Hari ini tepat sembilan tahun kematian aktivis Hak Asasi Manusia (HAM) Munir.
Lembaga Bantuan Hukum Banda Aceh mendesak pemerintah menggunakan momentum itu untuk menuntaskan kasus-kasus pelanggaran HAM yang terjadi di Aceh pada masa konflik.
Direktur LBH Banda Aceh, Mustiqal Syah Putra mengatakan, penyelesaian kasus pelanggaran HAM masa lalu di Aceh harus dilakukan secara fair, transparan, objektif, dan tidak dipengaruhi oleh politik demi kepentingan hukum dan keadilan bagi korban.
“Peringatan ini dilakukan supaya bisa menjadi bahan cerminan kepada Pemerintah Aceh, Khususnya DPRA dalam penyusunan Qanun Komisi Kebenaran dan Rekonsiliasi (KKR) di Aceh,” ujar Mustiqal Syah di Banda Aceh, Sabtu (7/9/2013).
Senada dikatakan Kordinator Kontras Aceh, Destika Gilang Lestari. Dia menilai, pemerintahan SBY seharusnya sudah bisa mengungkap kasus Munir.
“Sembilan tahun sudah keadilan terus berlangsung suram karena fakta kebenaran ditutupi dan pelaku pembunuhan Munir masih bebas berkeliaran,” sebutnya.
Munir dinilai sebagai pelopor gerakan kemanusian yang sangat dibenci Pemerintah Orde Baru di bawah kekuasan Suharto. “Mereka penguasa yang telah semena-mena menindas, membunuh, dan membantai rakyat kecil mendapat perlawanan keras dari Munir,” tukasnya.

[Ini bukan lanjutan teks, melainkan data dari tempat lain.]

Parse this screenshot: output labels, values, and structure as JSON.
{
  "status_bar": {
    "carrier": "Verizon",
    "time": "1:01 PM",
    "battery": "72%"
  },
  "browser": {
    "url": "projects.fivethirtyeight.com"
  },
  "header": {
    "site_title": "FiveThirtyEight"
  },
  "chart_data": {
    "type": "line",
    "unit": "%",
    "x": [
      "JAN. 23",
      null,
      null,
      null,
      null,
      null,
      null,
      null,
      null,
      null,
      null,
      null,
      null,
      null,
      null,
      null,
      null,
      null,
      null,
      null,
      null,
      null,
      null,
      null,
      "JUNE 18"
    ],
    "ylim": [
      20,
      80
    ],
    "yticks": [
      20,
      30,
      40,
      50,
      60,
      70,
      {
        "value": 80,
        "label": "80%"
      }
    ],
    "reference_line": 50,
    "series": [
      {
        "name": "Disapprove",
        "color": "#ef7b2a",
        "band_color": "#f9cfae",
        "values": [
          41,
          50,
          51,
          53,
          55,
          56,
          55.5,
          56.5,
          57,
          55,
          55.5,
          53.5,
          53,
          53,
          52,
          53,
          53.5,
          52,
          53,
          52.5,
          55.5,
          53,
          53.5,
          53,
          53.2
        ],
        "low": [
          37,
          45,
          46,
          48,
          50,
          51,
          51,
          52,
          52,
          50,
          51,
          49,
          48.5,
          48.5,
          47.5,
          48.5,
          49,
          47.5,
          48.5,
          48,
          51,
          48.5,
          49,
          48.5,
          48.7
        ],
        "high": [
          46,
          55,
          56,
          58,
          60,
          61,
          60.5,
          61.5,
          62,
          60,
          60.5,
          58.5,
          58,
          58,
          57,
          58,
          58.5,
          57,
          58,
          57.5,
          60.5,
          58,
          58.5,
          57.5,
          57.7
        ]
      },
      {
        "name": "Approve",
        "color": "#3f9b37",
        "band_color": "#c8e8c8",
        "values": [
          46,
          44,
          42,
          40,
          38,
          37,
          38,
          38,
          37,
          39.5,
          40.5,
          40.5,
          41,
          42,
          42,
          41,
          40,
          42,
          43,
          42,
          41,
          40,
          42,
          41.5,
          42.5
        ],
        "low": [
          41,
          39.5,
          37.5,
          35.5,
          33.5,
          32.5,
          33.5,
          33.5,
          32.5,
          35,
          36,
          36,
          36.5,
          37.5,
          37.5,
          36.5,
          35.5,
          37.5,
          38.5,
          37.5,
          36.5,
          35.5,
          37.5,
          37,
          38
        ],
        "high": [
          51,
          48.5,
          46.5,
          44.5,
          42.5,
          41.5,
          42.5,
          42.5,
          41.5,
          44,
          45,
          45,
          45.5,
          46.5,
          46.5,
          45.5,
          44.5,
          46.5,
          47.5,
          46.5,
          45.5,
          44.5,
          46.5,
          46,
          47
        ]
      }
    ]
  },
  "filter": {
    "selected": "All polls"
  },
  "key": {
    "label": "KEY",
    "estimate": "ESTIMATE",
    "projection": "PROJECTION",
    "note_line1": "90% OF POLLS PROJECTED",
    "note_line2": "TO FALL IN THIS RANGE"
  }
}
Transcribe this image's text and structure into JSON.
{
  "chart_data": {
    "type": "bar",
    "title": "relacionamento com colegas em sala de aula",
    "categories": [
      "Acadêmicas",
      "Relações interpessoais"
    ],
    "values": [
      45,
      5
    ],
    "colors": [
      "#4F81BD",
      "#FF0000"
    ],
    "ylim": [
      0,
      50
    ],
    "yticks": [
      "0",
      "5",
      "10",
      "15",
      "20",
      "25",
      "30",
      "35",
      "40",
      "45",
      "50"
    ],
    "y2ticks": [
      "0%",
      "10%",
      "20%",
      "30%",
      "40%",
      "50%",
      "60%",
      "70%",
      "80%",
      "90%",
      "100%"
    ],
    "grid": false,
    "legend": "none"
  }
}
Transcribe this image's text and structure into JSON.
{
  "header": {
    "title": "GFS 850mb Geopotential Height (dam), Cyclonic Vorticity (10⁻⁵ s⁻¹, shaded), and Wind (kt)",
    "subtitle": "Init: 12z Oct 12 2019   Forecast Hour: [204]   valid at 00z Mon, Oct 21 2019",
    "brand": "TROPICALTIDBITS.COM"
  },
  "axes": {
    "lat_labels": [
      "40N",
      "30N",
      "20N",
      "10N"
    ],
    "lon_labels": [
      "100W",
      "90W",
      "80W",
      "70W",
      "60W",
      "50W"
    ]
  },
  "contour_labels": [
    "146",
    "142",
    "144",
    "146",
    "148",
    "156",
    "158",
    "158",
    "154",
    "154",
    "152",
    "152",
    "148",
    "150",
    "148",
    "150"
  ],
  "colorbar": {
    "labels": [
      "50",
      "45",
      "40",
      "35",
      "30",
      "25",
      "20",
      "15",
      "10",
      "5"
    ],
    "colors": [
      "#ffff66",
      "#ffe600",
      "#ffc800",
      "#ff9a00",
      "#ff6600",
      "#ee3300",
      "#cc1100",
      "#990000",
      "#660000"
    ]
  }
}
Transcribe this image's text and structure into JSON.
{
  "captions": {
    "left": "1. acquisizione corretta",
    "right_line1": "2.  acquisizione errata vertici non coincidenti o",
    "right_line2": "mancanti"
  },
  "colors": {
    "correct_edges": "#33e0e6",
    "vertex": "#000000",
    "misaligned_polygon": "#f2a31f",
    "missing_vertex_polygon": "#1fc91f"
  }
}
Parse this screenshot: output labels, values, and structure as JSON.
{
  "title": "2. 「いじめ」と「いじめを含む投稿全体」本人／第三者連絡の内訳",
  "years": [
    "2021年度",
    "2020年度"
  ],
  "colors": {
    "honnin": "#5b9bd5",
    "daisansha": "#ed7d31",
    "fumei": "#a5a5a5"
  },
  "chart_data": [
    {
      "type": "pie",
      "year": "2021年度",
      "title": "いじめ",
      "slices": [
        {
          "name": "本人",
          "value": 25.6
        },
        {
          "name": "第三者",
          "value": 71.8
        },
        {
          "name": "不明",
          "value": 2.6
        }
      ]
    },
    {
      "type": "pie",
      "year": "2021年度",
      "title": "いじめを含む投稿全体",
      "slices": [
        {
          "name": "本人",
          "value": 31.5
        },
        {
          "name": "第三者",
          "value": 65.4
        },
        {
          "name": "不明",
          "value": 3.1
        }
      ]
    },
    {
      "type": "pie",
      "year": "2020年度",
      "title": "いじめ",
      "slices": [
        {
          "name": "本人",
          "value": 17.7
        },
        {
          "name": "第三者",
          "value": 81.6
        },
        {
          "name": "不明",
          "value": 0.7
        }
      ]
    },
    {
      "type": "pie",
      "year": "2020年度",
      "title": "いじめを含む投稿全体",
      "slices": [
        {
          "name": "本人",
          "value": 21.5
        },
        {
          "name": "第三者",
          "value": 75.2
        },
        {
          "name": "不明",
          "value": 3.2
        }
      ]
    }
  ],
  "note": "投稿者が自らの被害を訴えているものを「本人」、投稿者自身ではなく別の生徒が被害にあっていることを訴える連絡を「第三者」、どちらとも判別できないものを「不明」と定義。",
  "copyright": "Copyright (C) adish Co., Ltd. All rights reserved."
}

Munir, lanjut dia, tanpa lelah terus mencari fakta dan realita untuk mengungkap kasus-kasus pembantaian rakyat yang tidak berdosa, seperti dugaan pelanggaran HAM di Aceh. Sebagaimana diketahui, Aceh ketika itu ditetapkan sebagai Daerah Operasi Militer sejak 1990 hingga 1998 guna menghentikan perlawanan Gerakan Aceh Merdeka (GAM).
“Munir merupakan orang yang menentang Panglima Angkatan Bersenjata Republik Indonesia (ABRI) pada tahun 1998, Jenderal Wiranto. Munir melakukan itu karena Wiranto mengatakan bahwa tidak pernah terjadi pelanggaran HAM di Aceh,” tukasnya.
Tindakan itu tergolong berani karena masa itu tak banyak aktivis yang berani mengkritik kebijakan pemerintah dan militer.